Quant à moi, la phobie du sida, que j’avais découvert en même temps que se précisait dans mon esprit l’exclusivité de mon amour pour les garçons, m’avait jusque-là fait fuir toute proposition de rapport sexuel autre que superficiel et furtif. J’étais trop timide ou honteux pour demander des préservatifs à un pharmacien. D’ailleurs, je détestais les pharmaciens. Leur refus quasi général de placer les préservatifs à portée du client, sans les confiner dans la confidentialité chuchotante des dessous de comptoirs, m’a toujours semblé le signe d’un horrible calcul, comme si le pharmacien voyait d’abord dans le préservatif le manque à gagner de tous les traitements coûteux qu’il ne vendrait plus. Et puis je n’étais pas sûr de savoir imposer leur emploi à un partenaire de rencontre. Alors ma sexualité avait, sans effort ni privation, toujours été sans risque. Paradoxalement, le fait de te savoir séropositif avant même que nous ne parlions d’amour, rendait caduques toutes ces craintes et, du moment que nous nous aimions, tous les détails hygiéniques coulaient de source.
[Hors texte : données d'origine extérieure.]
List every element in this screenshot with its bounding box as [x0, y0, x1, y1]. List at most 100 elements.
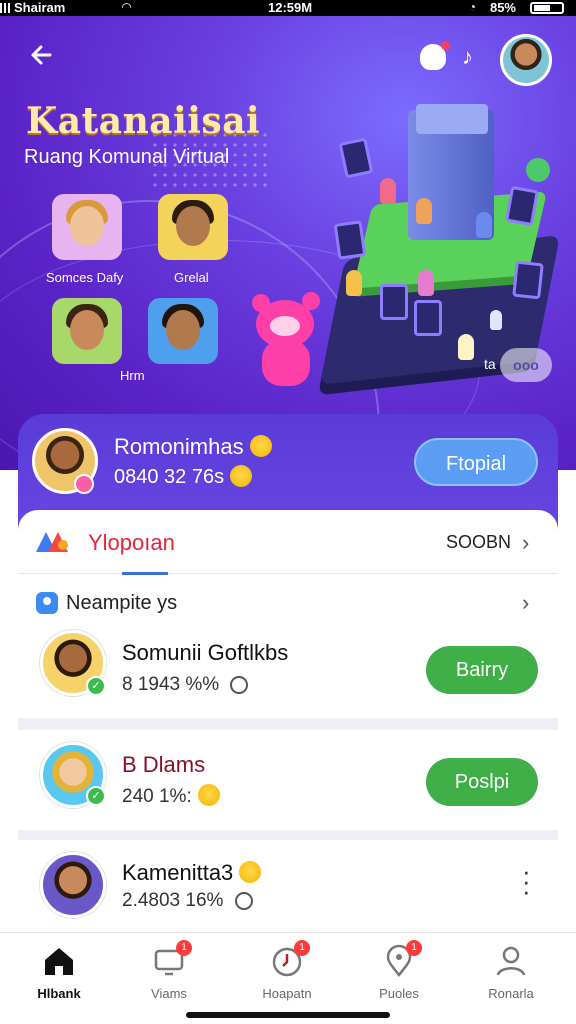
brand-title: Katanaiisai [26, 100, 261, 142]
illustration-person [346, 270, 362, 296]
member-name[interactable]: Somunii Goftlkbs [122, 640, 288, 666]
wifi-icon: ◠ [122, 0, 132, 14]
avatar-face [176, 206, 210, 246]
arrow-left-icon [31, 45, 52, 65]
app-logo-icon [36, 530, 70, 552]
illustration-person [416, 198, 432, 224]
member-meta: 2.4803 16% [122, 890, 253, 912]
illustration-person [418, 270, 434, 296]
mascot-face [270, 316, 300, 336]
brand-subtitle: Ruang Komunal Virtual [24, 146, 230, 168]
info-icon [230, 675, 249, 694]
member-meta-text: 240 1%: [122, 786, 192, 808]
verified-check-icon: ✓ [86, 676, 106, 696]
smile-emoji-icon [197, 784, 220, 806]
member-avatar[interactable] [40, 852, 106, 918]
nav-item-home[interactable]: Hlbank [14, 940, 104, 1006]
community-tile[interactable] [148, 298, 218, 364]
notification-badge: 1 [176, 940, 192, 956]
profile-stat: 0840 32 76s [114, 464, 253, 489]
community-tile[interactable] [52, 194, 122, 260]
community-tile[interactable] [52, 298, 122, 364]
notification-badge: 1 [294, 940, 310, 956]
signal-icon [0, 3, 12, 13]
active-tab-indicator [122, 572, 168, 575]
mascot-illustration [244, 292, 328, 390]
subheader-label[interactable]: Neampite ys [66, 592, 177, 615]
join-button[interactable]: Poslpi [426, 758, 538, 806]
smile-emoji-icon [239, 861, 262, 884]
status-time: 12:59M [268, 0, 313, 15]
nav-label: Puoles [379, 986, 419, 1001]
member-meta-text: 2.4803 16% [122, 890, 224, 911]
nav-label: Hoapatn [262, 986, 312, 1001]
profile-name-text: Romonimhas [114, 434, 244, 459]
member-name-text: B Dlams [122, 752, 206, 777]
illustration-person [490, 310, 502, 330]
profile-stat-text: 0840 32 76s [114, 466, 225, 488]
avatar-face [70, 206, 104, 246]
person-icon [496, 946, 526, 976]
alarm-icon: ◔ [468, 0, 476, 14]
notification-icon[interactable] [420, 41, 450, 70]
row-divider [18, 718, 558, 730]
smile-emoji-icon [249, 435, 272, 458]
illustration-person [476, 212, 492, 238]
follow-button[interactable]: Ftopial [414, 438, 538, 486]
chevron-right-icon[interactable]: › [522, 590, 529, 616]
battery-percent: 85% [489, 0, 516, 15]
illustration-person [380, 178, 396, 204]
illustration-person [458, 334, 474, 360]
notification-badge: 1 [406, 940, 422, 956]
home-icon [45, 948, 73, 975]
illustration-screen [333, 220, 367, 260]
music-note-icon[interactable]: ♪ [462, 44, 473, 70]
mascot-body [262, 340, 310, 386]
group-icon [36, 592, 58, 614]
illustration-screen [414, 300, 442, 336]
smile-emoji-icon [230, 464, 253, 487]
illustration-screen [380, 284, 408, 320]
more-options-icon[interactable]: · · · [522, 858, 531, 904]
illustration-screen [512, 260, 544, 300]
member-meta: 240 1%: [122, 784, 220, 808]
status-bar: Shairam ◠ 12:59M ◔ 85% [0, 0, 576, 16]
join-button[interactable]: Bairry [426, 646, 538, 694]
nav-item-places[interactable]: 1 Puoles [354, 940, 444, 1006]
battery-icon [530, 2, 564, 14]
member-meta: 8 1943 %% [122, 674, 249, 696]
info-icon [234, 891, 253, 910]
chevron-right-icon[interactable]: › [522, 530, 529, 556]
profile-name: Romonimhas [114, 434, 272, 460]
user-avatar[interactable] [500, 34, 552, 86]
member-name-text: Kamenitta3 [122, 860, 234, 885]
section-action-link[interactable]: SOOBN [446, 532, 511, 553]
nav-label: Ronarla [488, 986, 534, 1001]
member-name[interactable]: Kamenitta3 [122, 860, 262, 886]
app-screen: Shairam ◠ 12:59M ◔ 85% ♪ Katanaiisai Rua… [0, 0, 576, 1024]
member-name[interactable]: B Dlams [122, 752, 205, 778]
home-indicator[interactable] [186, 1012, 390, 1018]
nav-item-activity[interactable]: 1 Hoapatn [242, 940, 332, 1006]
chat-bubble-icon [526, 158, 550, 182]
avatar-face [70, 310, 104, 350]
more-button[interactable]: ooo [500, 348, 552, 382]
tile-label: Somces Dafy [46, 270, 124, 285]
avatar-face [166, 310, 200, 350]
nav-label: Hlbank [37, 986, 81, 1001]
carrier-label: Shairam [14, 0, 66, 15]
verified-check-icon: ✓ [86, 786, 106, 806]
nav-item-views[interactable]: 1 Viams [124, 940, 214, 1006]
member-meta-text: 8 1943 %% [122, 674, 220, 695]
profile-badge-icon [74, 474, 94, 494]
illustration-tower-top [416, 104, 488, 134]
tile-label: Grelal [174, 270, 209, 285]
tile-label: Hrm [120, 368, 145, 383]
back-button[interactable] [28, 40, 60, 72]
hero-more-text: ta [484, 356, 496, 372]
section-title[interactable]: Ylopoıan [88, 530, 175, 556]
nav-item-profile[interactable]: Ronarla [466, 940, 556, 1006]
row-divider [18, 830, 558, 840]
nav-label: Viams [151, 986, 187, 1001]
community-tile[interactable] [158, 194, 228, 260]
Si nous mîmes quelques semaines à savoir manier capotes et lubrifiant sans les faire craquer, le plus difficile fut ta lente réadaptation à l’amour et à ses gestes. Chaque fois que tu pensais me pénétrer, les mots cruels de l’infirmière revenaient te tourmenter, et ta verge à la main, tu croyais tenir l’arme d’un crime. Il fallut des mois pour que ces fantômes s’estompent et que ton sexe ne te semble plus l’instrument de la mort, mais celui de notre plaisir.
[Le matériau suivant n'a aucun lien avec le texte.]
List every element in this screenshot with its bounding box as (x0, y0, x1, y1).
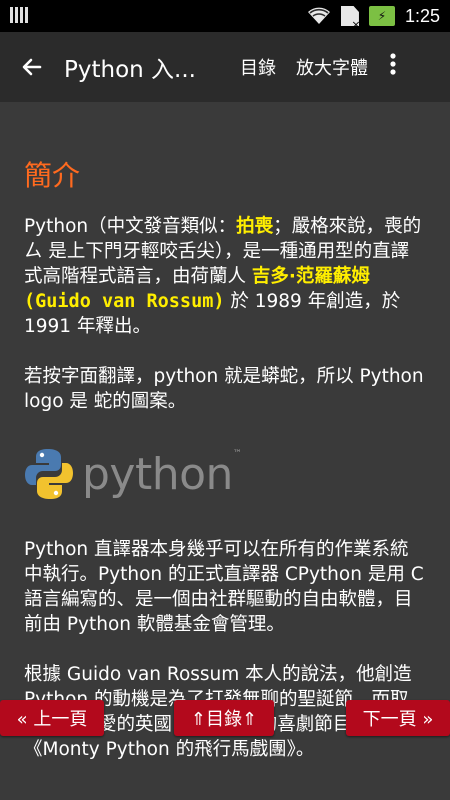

Nous passions parfois des heures à nous caresser du regard. Plus je te contemplais, plus il me semblait monstrueux que sous ta peau soyeuse, chaude, dorée, la mort puisse être à l’affût d’une manière si captieuse, dans chaque goutte de ton sang, dans chacune de tes jouissances que j’aurais voulu boire, prête à profiter du moindre égarement de l’amour pour m’investir aussi. Je trouvais dérisoire et injuste la décision du destin ou d’un dieu — puisque tu y crois — de t’avoir désigné toi plutôt que moi.
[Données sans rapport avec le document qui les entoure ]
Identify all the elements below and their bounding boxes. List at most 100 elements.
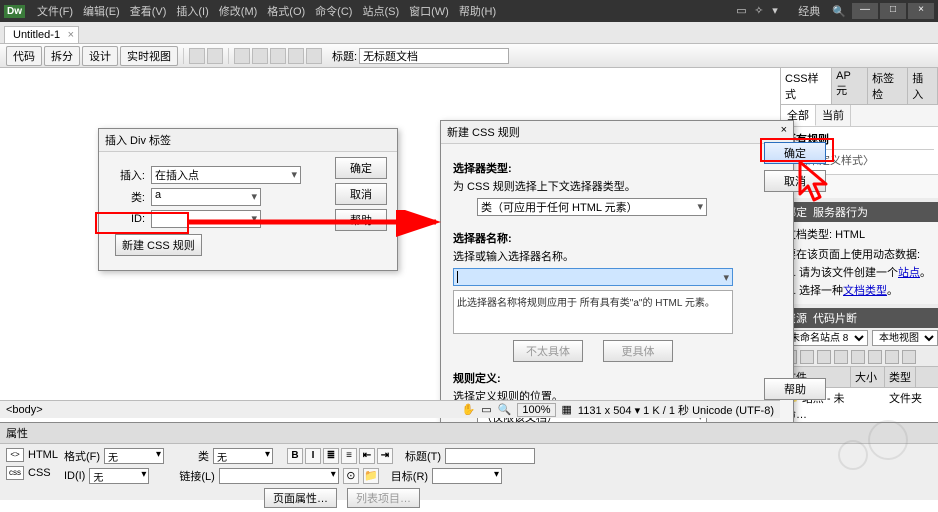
- css-current-tab[interactable]: 当前: [816, 105, 851, 126]
- code-view-button[interactable]: 代码: [6, 46, 42, 66]
- checkout-icon[interactable]: [851, 350, 865, 364]
- class-prop-label: 类: [198, 448, 209, 464]
- less-specific-button[interactable]: 不太具体: [513, 340, 583, 362]
- dropdown-icon[interactable]: ▾: [772, 4, 786, 18]
- menu-window[interactable]: 窗口(W): [405, 1, 453, 21]
- bindings-prompt: 要在该页面上使用动态数据:: [785, 246, 934, 262]
- insert-point-combo[interactable]: 在插入点: [151, 166, 301, 184]
- get-icon[interactable]: [817, 350, 831, 364]
- checkin-icon[interactable]: [868, 350, 882, 364]
- live-view-button[interactable]: 实时视图: [120, 46, 178, 66]
- site-link[interactable]: 站点: [898, 267, 920, 279]
- class-prop-combo[interactable]: 无: [213, 448, 273, 464]
- css-mode-label[interactable]: CSS: [28, 467, 51, 479]
- html-mode-label[interactable]: HTML: [28, 449, 58, 461]
- maximize-button[interactable]: □: [880, 3, 906, 19]
- target-prop-label: 目标(R): [391, 468, 428, 484]
- selector-type-combo[interactable]: 类（可应用于任何 HTML 元素）: [477, 198, 707, 216]
- italic-button[interactable]: I: [305, 448, 321, 464]
- id-label: ID:: [109, 213, 145, 225]
- div-ok-button[interactable]: 确定: [335, 157, 387, 179]
- status-bar: <body> ✋ ▭ 🔍 100% ▦ 1131 x 504 ▾ 1 K / 1…: [0, 400, 780, 418]
- menu-file[interactable]: 文件(F): [33, 1, 77, 21]
- assets-panel-header: 资源 代码片断: [781, 308, 938, 328]
- css-styles-tab[interactable]: CSS样式: [781, 68, 832, 104]
- sync-icon[interactable]: [885, 350, 899, 364]
- live-code-icon[interactable]: [207, 48, 223, 64]
- nav-icon[interactable]: [306, 48, 322, 64]
- menu-commands[interactable]: 命令(C): [311, 1, 356, 21]
- extension-icon[interactable]: ✧: [754, 4, 768, 18]
- list-item-button[interactable]: 列表项目…: [347, 488, 420, 508]
- css-help-button[interactable]: 帮助: [764, 378, 826, 400]
- doctype-link[interactable]: 文档类型: [843, 285, 887, 297]
- target-prop-combo[interactable]: [432, 468, 502, 484]
- menu-edit[interactable]: 编辑(E): [79, 1, 124, 21]
- browse-icon[interactable]: 📁: [363, 468, 379, 484]
- class-combo[interactable]: a: [151, 188, 261, 206]
- html-mode-icon[interactable]: <>: [6, 448, 24, 462]
- col-type[interactable]: 类型: [885, 367, 916, 387]
- layout-icon[interactable]: ▭: [736, 4, 750, 18]
- link-prop-combo[interactable]: [219, 468, 339, 484]
- ol-button[interactable]: ≡: [341, 448, 357, 464]
- site-select[interactable]: 未命名站点 8: [783, 330, 868, 346]
- indent-button[interactable]: ⇥: [377, 448, 393, 464]
- menu-format[interactable]: 格式(O): [263, 1, 309, 21]
- format-combo[interactable]: 无: [104, 448, 164, 464]
- menu-insert[interactable]: 插入(I): [172, 1, 212, 21]
- browser-icon[interactable]: [234, 48, 250, 64]
- tag-inspector-tab[interactable]: 标签检: [868, 68, 908, 104]
- design-view-button[interactable]: 设计: [82, 46, 118, 66]
- options-icon[interactable]: [288, 48, 304, 64]
- layout-icons: ▭ ✧ ▾: [736, 4, 786, 18]
- search-icon[interactable]: 🔍: [832, 5, 846, 18]
- reload-icon[interactable]: [270, 48, 286, 64]
- split-view-button[interactable]: 拆分: [44, 46, 80, 66]
- put-icon[interactable]: [834, 350, 848, 364]
- selector-name-input[interactable]: ▾: [453, 268, 733, 286]
- menu-view[interactable]: 查看(V): [126, 1, 171, 21]
- div-cancel-button[interactable]: 取消: [335, 183, 387, 205]
- select-tool-icon[interactable]: ▭: [481, 403, 491, 416]
- point-to-file-icon[interactable]: ⊙: [343, 468, 359, 484]
- cursor-pointer-icon: [794, 160, 834, 210]
- menu-site[interactable]: 站点(S): [358, 1, 403, 21]
- ul-button[interactable]: ≣: [323, 448, 339, 464]
- outdent-button[interactable]: ⇤: [359, 448, 375, 464]
- hand-tool-icon[interactable]: ✋: [462, 403, 476, 416]
- snippets-tab[interactable]: 代码片断: [813, 310, 857, 326]
- div-help-button[interactable]: 帮助: [335, 209, 387, 231]
- more-specific-button[interactable]: 更具体: [603, 340, 673, 362]
- document-tab[interactable]: Untitled-1 ×: [4, 26, 79, 43]
- inspect-icon[interactable]: [189, 48, 205, 64]
- bold-button[interactable]: B: [287, 448, 303, 464]
- zoom-level[interactable]: 100%: [517, 403, 555, 417]
- new-css-rule-button[interactable]: 新建 CSS 规则: [115, 234, 202, 256]
- insert-tab[interactable]: 插入: [908, 68, 938, 104]
- title-input[interactable]: [359, 48, 509, 64]
- file-type: 文件夹: [889, 390, 922, 422]
- page-properties-button[interactable]: 页面属性…: [264, 488, 337, 508]
- view-select[interactable]: 本地视图: [872, 330, 938, 346]
- title-prop-input[interactable]: [445, 448, 535, 464]
- window-size-icon[interactable]: ▦: [562, 403, 572, 416]
- expand-icon[interactable]: [902, 350, 916, 364]
- zoom-tool-icon[interactable]: 🔍: [498, 403, 512, 416]
- menu-modify[interactable]: 修改(M): [215, 1, 262, 21]
- tag-selector[interactable]: <body>: [6, 404, 43, 416]
- tab-close-icon[interactable]: ×: [68, 29, 74, 41]
- minimize-button[interactable]: —: [852, 3, 878, 19]
- selector-type-desc: 为 CSS 规则选择上下文选择器类型。: [453, 178, 781, 194]
- id-combo[interactable]: [151, 210, 261, 228]
- close-button[interactable]: ×: [908, 3, 934, 19]
- css-dialog-close-icon[interactable]: ×: [781, 124, 787, 140]
- col-size[interactable]: 大小: [851, 367, 885, 387]
- css-mode-icon[interactable]: css: [6, 466, 24, 480]
- refresh-files-icon[interactable]: [800, 350, 814, 364]
- id-prop-combo[interactable]: 无: [89, 468, 149, 484]
- refresh-icon[interactable]: [252, 48, 268, 64]
- menu-help[interactable]: 帮助(H): [455, 1, 500, 21]
- workspace-switcher[interactable]: 经典: [792, 3, 826, 19]
- ap-elements-tab[interactable]: AP 元: [832, 68, 868, 104]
Pourtant, un jour différent d’un autre, je fis un premier test, dont j’attendis le résultat dans l’angoisse. Si j’avais peur, c’était pour nos si rares écarts aux règles du safer sex, qui pourtant avaient eu lieu en toute connaissance de cause. Nous jouons au jeu du couple impossible, mais nous savons tous deux que la partie est truquée, que le gagnant et le perdant sont désignés à l’avance. La chaîne qui nous lie, elle se rompra un jour : elle n’est ni de chair ni de sang. Je l’ai compris quand tu m’as demandé ce que je ferais si la maladie se déclarait. Toi, tu prétendais refuser les traitements et me mettre à la porte pour mourir en paix. Si l’amour que nous vivons avait été de la passion, je ne crois pas qu’il aurait jamais été question de me protéger. L’idée seule de te survivre m’aurait été un supplice insupportable. Or, le virus s’est peu à peu insinué dans notre couple, polluant, quoi qu’on dise ou qu’on fasse, la pureté de notre amour. Nous nous sommes résignés par excès de prudence à n’être que deux bons amis qui se donnent du plaisir et ne savent se quitter. Mais je veux apprendre à vivre en dehors de toi. Je ne peux que te remercier maintenant d’avoir pensé à ma santé quand la ferveur des premiers jours me l’aurait fait négliger. Ton sourire est entré en moi pour la vie, et je baiserai jusqu’au dernier jour l’endroit où tu as posé, le premier, ta chaîne d’amour à mon poignet. Je t’aime.